Вошли, сняли головные уборы и подаем ту записку, которую писал Иван Сергеевич, комендант села Черненко. Главный из Гестапо взял и передал ее своему переводчику, тот быстро прочитал и всё ему доложил: что нас не против принять на работу в село Черненко. Тогда немец нас спрашивает по одному: «Почему ты не хочешь на свою родину?» Я говорю: «Мы вот через одних знакомых узнали, что во время бомбежки наш дом разбит и родители мои погибли. Что мне там делать? Буду жить и работать в этом селе». А у самого хлынул поток слез, и слов сказать не могу. «Да у меня т-т-тута е-есть дальние р-родные, так и буду жить». Переводчик всё до слова передал гестапо. Тот смотрит на меня и говорит: «Где твой папир?» Это значит «паспорт». Я вынимаю и быстро подаю ему свой паспорт. Гестапо посмотрел на меня, на паспорт и отложил его в сторону. Потом стал спрашивать моего попутчика: «А ты почему не хочешь ехать домой?» Он говорит: «Я настолько больной, что и до дому-то не смогу добраться, – сам стоит полусогнутым и с палочкой в руках. – Всё равно, где мне умирать, а может, немного поправлюсь на свежем воздухе и тогда пойду на свое местожительство. А может, и оба пойдем вместе. Помогите уж нам, пожалуйста». Также переводчик все слова передал гестапо. Гестапо долго смотрел на нас обоих и на записку, которую мы подали, он ее так и держал в руках. Говорит переводчику: «О, о, это пишет Иван Шергеевич. Гуд-гуд Иван Шергеевич». Мы, конечно, поняли, что он очень хвалит Ивана Сергеевича. Еще бы, ведь тот – продажная сволочь, так и хочется добавить эти слова. Гестапо берет телефонную трубку и куда-то звонит.
Через минуту приходит еще один офицер. Вошел и поднимает руку кверху и одновременно ударяет каблуком сапога о другой каблук и произносит речь: «Хайль Гитлер!» Такой уж у них был обычай: это хвала и процветание Гитлеру. Без этих слов они ни спать не ложаться, и утром, до начала даже завтрака, они встают в строй и все одновременно поднимают руку вверх и как собаки кричат: «Хайль! Хайль! Хайль Гитлер!» Только после этого они будут вести службу или какие-либо дела.
Гестапо что-то по-немецки сказал вошедшему и подал наши паспорта. Тот быстро повернулся и вышел из кабинета.

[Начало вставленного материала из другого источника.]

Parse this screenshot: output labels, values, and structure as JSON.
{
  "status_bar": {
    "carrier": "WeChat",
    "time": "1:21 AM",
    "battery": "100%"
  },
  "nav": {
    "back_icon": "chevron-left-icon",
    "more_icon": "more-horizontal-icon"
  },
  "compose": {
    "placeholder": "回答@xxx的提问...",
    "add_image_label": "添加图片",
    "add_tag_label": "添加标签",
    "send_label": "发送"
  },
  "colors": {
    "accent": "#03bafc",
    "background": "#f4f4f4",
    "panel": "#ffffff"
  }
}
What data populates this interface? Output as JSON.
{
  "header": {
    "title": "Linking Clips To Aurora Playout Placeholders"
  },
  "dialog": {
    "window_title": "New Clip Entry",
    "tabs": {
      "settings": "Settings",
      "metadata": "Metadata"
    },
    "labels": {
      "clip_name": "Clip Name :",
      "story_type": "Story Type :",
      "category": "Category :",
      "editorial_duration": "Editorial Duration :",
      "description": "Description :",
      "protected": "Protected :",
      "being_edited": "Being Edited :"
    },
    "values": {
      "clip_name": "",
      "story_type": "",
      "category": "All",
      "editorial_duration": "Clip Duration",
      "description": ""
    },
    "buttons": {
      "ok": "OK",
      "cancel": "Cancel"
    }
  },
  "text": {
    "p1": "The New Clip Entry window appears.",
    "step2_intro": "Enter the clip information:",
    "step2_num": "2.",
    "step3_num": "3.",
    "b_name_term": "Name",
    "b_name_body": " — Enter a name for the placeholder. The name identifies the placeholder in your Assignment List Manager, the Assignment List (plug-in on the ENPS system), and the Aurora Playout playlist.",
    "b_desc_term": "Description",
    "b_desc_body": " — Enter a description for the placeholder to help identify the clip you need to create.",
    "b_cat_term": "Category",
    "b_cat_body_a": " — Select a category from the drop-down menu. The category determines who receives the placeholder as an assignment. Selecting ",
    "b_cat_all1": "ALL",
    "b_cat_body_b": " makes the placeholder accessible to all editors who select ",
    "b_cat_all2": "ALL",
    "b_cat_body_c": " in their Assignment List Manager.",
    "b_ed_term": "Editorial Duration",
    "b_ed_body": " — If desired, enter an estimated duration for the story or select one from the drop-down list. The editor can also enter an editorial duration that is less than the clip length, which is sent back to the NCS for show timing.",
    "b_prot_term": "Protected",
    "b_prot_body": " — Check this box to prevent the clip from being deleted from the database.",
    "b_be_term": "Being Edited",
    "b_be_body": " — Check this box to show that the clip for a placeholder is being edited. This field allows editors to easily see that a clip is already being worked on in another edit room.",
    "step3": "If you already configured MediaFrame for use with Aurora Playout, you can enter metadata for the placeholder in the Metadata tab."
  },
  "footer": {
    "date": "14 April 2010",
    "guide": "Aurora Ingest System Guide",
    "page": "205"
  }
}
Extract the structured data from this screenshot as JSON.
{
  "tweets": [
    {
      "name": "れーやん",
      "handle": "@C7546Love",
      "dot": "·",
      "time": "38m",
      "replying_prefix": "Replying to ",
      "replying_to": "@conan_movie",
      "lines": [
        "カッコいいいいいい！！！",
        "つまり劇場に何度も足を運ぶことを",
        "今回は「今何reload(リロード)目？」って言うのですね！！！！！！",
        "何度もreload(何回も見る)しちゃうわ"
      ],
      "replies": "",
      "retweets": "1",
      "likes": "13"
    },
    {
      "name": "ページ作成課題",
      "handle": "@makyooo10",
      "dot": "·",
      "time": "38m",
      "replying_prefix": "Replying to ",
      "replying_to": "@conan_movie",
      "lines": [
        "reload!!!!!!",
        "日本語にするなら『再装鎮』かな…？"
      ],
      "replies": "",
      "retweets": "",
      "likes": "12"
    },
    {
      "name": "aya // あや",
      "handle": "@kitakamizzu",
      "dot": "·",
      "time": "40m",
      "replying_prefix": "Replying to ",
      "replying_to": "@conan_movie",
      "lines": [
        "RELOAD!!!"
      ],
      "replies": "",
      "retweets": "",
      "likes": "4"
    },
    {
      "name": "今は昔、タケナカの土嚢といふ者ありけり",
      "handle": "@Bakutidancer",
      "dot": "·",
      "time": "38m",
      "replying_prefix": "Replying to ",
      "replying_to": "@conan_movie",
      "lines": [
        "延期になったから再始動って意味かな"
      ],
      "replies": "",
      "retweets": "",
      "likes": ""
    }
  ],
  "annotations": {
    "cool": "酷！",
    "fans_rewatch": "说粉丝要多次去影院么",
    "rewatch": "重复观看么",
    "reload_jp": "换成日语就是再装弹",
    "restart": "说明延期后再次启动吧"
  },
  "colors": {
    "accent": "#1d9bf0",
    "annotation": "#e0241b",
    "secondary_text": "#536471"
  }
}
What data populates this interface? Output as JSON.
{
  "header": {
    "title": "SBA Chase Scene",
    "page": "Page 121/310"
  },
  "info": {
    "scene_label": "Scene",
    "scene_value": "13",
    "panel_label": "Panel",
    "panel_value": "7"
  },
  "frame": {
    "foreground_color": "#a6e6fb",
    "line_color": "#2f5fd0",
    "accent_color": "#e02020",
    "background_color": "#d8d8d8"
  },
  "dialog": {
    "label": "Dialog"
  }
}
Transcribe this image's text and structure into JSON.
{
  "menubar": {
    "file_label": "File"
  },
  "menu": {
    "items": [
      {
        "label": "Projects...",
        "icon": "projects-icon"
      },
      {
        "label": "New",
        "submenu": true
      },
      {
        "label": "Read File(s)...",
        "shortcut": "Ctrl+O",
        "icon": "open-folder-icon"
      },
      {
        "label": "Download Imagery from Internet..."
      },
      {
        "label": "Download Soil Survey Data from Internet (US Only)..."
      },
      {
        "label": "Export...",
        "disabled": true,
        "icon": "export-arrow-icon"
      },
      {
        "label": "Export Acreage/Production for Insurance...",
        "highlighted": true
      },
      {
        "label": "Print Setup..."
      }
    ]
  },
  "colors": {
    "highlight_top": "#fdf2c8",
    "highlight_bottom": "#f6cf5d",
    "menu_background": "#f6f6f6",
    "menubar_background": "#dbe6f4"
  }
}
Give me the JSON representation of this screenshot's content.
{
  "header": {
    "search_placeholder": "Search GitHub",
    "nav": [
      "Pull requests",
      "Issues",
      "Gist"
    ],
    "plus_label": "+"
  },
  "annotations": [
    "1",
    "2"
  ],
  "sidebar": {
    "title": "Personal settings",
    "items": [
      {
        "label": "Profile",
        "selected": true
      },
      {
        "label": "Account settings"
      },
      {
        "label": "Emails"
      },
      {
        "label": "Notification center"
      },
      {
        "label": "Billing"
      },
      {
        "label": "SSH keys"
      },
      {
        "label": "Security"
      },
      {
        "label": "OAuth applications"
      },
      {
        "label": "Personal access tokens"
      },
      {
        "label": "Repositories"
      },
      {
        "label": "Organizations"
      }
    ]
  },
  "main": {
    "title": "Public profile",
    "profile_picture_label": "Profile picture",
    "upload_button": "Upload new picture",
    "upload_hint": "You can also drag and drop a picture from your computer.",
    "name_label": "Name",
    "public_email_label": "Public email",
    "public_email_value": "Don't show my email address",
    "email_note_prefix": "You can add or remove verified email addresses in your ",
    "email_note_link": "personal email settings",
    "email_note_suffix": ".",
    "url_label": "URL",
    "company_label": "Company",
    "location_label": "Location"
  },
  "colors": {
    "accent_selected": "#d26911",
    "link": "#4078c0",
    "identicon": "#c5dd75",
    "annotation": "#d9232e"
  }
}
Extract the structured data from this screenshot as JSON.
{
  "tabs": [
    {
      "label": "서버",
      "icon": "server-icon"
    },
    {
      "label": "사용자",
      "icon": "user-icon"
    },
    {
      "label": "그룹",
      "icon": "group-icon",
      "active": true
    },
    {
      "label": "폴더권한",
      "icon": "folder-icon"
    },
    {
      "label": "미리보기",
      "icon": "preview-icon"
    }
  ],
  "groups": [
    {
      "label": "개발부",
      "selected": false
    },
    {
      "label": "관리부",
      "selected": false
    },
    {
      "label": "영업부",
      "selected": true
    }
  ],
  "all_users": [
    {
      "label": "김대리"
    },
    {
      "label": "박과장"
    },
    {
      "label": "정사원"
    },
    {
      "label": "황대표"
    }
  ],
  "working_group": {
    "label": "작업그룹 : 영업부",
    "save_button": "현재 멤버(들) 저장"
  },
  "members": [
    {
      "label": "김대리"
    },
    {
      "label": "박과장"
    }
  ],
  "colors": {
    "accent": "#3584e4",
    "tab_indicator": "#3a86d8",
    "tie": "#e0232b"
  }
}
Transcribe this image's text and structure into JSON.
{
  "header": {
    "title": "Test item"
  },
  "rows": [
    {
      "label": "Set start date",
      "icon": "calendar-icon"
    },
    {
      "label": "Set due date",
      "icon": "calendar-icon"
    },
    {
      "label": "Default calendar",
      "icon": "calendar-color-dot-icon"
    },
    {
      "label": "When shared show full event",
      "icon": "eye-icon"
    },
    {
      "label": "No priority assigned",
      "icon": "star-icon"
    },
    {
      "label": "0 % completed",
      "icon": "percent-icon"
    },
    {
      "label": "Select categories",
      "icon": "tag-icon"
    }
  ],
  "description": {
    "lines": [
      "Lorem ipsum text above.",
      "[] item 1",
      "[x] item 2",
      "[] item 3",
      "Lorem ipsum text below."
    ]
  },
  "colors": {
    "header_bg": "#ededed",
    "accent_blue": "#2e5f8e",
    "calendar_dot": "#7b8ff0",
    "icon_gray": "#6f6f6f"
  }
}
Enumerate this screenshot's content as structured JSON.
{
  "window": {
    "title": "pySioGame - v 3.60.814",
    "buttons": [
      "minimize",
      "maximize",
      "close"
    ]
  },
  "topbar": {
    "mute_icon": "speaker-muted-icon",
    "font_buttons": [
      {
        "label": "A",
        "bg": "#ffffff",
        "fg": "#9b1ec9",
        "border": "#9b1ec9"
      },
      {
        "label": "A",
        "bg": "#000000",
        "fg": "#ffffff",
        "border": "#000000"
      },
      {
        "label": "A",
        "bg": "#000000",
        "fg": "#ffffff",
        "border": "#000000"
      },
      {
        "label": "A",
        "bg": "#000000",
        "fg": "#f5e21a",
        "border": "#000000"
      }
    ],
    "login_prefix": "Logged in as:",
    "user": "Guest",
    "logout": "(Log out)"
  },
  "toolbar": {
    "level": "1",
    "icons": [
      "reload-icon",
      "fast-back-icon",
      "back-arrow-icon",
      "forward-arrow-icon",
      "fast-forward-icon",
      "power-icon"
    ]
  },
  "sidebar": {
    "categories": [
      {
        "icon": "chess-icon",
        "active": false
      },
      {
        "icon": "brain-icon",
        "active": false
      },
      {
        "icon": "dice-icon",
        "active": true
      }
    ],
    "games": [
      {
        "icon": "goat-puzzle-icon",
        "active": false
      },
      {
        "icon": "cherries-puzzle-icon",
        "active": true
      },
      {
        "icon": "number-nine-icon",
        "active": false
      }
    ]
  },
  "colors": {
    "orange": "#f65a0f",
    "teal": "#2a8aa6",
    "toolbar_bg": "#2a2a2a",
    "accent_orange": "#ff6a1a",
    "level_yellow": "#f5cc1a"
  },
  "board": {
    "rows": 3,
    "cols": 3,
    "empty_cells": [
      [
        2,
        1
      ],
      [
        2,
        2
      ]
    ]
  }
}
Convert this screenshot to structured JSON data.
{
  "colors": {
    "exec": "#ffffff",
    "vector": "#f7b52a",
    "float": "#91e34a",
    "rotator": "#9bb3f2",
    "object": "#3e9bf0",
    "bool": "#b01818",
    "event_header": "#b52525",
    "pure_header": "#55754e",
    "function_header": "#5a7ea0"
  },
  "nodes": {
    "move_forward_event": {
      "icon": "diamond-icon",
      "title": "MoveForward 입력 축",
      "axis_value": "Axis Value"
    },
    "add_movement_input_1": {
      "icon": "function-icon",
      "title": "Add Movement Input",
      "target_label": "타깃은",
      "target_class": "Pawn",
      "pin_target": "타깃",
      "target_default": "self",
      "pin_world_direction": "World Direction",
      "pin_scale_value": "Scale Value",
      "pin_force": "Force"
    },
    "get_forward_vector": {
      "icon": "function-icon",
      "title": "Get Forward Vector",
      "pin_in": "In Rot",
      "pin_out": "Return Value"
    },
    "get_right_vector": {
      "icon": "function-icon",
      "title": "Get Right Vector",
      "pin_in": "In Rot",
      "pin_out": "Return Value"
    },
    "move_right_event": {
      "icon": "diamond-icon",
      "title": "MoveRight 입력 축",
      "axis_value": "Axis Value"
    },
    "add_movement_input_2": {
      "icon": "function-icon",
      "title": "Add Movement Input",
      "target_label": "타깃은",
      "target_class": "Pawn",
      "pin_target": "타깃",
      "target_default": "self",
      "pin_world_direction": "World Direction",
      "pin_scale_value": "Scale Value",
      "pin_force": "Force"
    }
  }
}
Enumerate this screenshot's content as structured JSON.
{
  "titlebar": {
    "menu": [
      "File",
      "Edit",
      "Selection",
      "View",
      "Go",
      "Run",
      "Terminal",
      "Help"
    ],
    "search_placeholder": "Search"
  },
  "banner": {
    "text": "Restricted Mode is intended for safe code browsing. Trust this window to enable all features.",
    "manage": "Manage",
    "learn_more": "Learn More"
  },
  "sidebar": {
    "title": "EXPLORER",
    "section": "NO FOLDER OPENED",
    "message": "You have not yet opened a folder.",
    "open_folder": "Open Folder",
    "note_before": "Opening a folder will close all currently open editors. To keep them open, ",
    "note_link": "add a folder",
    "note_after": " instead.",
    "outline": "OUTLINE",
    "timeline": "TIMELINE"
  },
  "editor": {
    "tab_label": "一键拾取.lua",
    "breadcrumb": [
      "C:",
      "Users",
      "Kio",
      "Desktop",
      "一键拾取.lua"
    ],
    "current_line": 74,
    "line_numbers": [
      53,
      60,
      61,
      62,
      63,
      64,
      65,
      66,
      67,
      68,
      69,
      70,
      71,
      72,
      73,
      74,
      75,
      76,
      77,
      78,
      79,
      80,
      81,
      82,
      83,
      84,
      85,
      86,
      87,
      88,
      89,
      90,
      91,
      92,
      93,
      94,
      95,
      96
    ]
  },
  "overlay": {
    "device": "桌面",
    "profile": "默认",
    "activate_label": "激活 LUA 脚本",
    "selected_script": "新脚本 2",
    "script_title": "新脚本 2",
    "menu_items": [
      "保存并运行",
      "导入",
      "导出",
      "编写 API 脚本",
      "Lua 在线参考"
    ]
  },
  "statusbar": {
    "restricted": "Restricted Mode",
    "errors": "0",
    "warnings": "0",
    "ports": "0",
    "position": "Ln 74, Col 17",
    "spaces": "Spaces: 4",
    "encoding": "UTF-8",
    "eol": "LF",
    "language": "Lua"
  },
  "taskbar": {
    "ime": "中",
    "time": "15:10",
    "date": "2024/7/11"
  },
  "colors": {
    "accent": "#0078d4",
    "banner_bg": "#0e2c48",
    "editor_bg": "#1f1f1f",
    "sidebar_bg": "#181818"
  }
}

За это время, пока стояли и ждали, видели на стенах, какие только есть плети для избиения людей, и они так и висят окрашенные человеческой кровью. Через короткое время офицер приносит обратно наши паспорта и кладет на стол перед лицом гестапо. Он стал тщательно их рассматривать и что-то говорить переводчику. Переводчик выслушал и начал говорить нам: «Так вот. Господин офицер Гестапо разрешил вам временно проживать в селе Черненко, но с условием. Наложен строгий запрет вам, то есть: в вечернее время по селу не ходить, работать с товарищем в отдельных местах, с работы придете – на улицу не выходить. При малейшем замечании полиции к вам будут приняты строгие меры наказания, вплоть до повешения. Ясно?» Мы говорим: «Ясно. Всё будет так, как это требуется». Потом дают нам паспорта и показывают форму запрета: на паспорте – широкая красная полоса, на которой написано «Опасные люди». Взяли паспорта и быстро вышли из этого проклятого помещения, в котором бы век не быть никому.
Обратный путь в село Черненко
Что нас ожидает завтра – мы этого не знаем, но оттого, что уже прописались в это село, у нас появилась какая-то радость душевная. Думаем: «Ну, наши планы понемногу выполняются, слава Богу. Хоть немного поживем на свободе, да и будем кушать досыта, а там снова что Бог даст». Идем и всё посматриваем на свои паспорта. Да, думаем про себя, «опасные люди». Какие мы «опасные»: нас «ветром качает», кто знает, а может, и не поправимся: приключится какая-нибудь болезнь, так и погибнем где-нибудь.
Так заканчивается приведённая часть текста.